In response, Woozeer, a musician and events director from north London, wrote a blog post entitled "What It's Like Not Being White".
In the post, which Woozeer gave permission for BuzzFeed to share, she listed other comments she “hears all the time”, such as: “When did you come to this country?”
THINGS I HEAR ALL THE TIME:
"So where are you really from?"
"So where are your parents from?"
"You're obviously not English"
"When did you come to this country?"
"Do you feel part of British society then?"
"I just think brown girls are more interesting." – most recently heard from somebody 5 months into a relationship
"So you don't really have a race? What kind of a person are you?"
"Do you still consider yourself a person even though you don't have a country?"
"Well, obviously you don't count because you're brown/ethnic/mixed" etc or "You wouldn't understand because you're brown/ethnic/mixed" etc
"Are you vegetarian for religious reasons?" – a question never asked of my vegetarian white friends when we eat together
"You wouldn't say that if you had a country of your own."
"You're so dark and mysterious, it's like you're a stranger from another land."
"I've always liked exotic girls" – again most recently heard from somebody 6 months into a relationship
"It's like, when you go out with somebody from another country it makes your whole life feel more tropical, you get that tropical holiday feeling. You're basically like going on a holiday."
She also explained her "shock, disgust and disbelief" with being labelled as an "other".
My initial reaction was shock, disgust and disbelief along with a weary resignation...It's not an acceptable line. I'm mixed race. I was born in London. I have a non-Caucasian name. I have brown skin and thick dark brown hair. My name and my colouring, two aspects of myself which I have no control over and were mere circumstances at birth, have far too often become the sole distinguishing features that people latch on to. These features single me out as not being white. Though 13% of the UK and 40.2% of London are not white, being not white still means I am different.

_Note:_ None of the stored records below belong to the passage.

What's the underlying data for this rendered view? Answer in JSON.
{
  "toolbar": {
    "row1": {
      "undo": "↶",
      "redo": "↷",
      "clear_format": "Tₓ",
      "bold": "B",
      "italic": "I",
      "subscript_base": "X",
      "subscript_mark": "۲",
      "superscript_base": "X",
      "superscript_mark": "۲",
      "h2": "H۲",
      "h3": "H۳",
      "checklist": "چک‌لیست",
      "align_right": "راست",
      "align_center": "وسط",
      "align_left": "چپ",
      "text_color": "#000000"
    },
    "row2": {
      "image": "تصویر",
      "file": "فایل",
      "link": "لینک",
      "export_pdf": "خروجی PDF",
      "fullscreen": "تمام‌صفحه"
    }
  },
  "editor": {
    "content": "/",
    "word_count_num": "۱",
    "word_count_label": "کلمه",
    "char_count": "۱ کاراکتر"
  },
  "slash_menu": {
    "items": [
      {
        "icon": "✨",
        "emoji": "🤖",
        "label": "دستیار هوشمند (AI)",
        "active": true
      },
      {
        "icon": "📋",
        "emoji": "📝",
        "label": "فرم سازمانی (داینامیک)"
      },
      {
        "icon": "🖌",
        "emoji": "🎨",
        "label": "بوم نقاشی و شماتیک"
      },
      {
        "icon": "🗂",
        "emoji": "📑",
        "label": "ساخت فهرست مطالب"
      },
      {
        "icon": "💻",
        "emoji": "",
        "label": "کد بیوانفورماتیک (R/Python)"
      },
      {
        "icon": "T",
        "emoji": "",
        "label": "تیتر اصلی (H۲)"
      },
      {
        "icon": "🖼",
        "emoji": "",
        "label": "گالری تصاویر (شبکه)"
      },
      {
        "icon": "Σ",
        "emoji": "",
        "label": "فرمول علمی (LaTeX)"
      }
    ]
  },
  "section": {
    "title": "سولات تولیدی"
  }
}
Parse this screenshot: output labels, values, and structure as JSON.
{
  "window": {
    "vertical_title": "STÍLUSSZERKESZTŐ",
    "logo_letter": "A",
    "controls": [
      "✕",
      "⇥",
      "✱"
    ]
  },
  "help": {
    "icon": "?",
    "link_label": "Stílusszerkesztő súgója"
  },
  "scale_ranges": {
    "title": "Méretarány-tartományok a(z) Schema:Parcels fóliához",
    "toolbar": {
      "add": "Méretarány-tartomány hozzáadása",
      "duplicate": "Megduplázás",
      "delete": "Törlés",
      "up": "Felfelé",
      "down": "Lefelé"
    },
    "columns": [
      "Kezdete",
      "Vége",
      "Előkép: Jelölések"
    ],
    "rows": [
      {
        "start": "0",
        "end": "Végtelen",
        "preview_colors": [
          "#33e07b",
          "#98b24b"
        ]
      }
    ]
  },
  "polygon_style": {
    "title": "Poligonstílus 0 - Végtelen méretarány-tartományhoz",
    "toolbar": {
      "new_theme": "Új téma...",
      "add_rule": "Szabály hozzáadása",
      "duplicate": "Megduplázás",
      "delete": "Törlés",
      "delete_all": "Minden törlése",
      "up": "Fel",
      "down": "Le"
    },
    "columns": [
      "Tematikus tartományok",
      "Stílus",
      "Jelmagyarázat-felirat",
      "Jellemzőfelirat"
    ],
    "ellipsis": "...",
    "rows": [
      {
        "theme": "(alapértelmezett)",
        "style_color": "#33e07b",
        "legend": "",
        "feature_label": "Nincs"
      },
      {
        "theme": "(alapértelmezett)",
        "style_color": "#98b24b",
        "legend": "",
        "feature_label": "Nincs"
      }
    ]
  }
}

I am reminded daily in the way people talk about me or to me and by the assumptions implicit in conversations. I've long been resigned to how things are, but the anger I feel about this is growing. I am made to feel strange and unusual; I am made to feel "other". I am literally forced to identify myself as "other", because I am "Mixed Other" on the drop down menu of racial backgrounds on HR forms and the national census."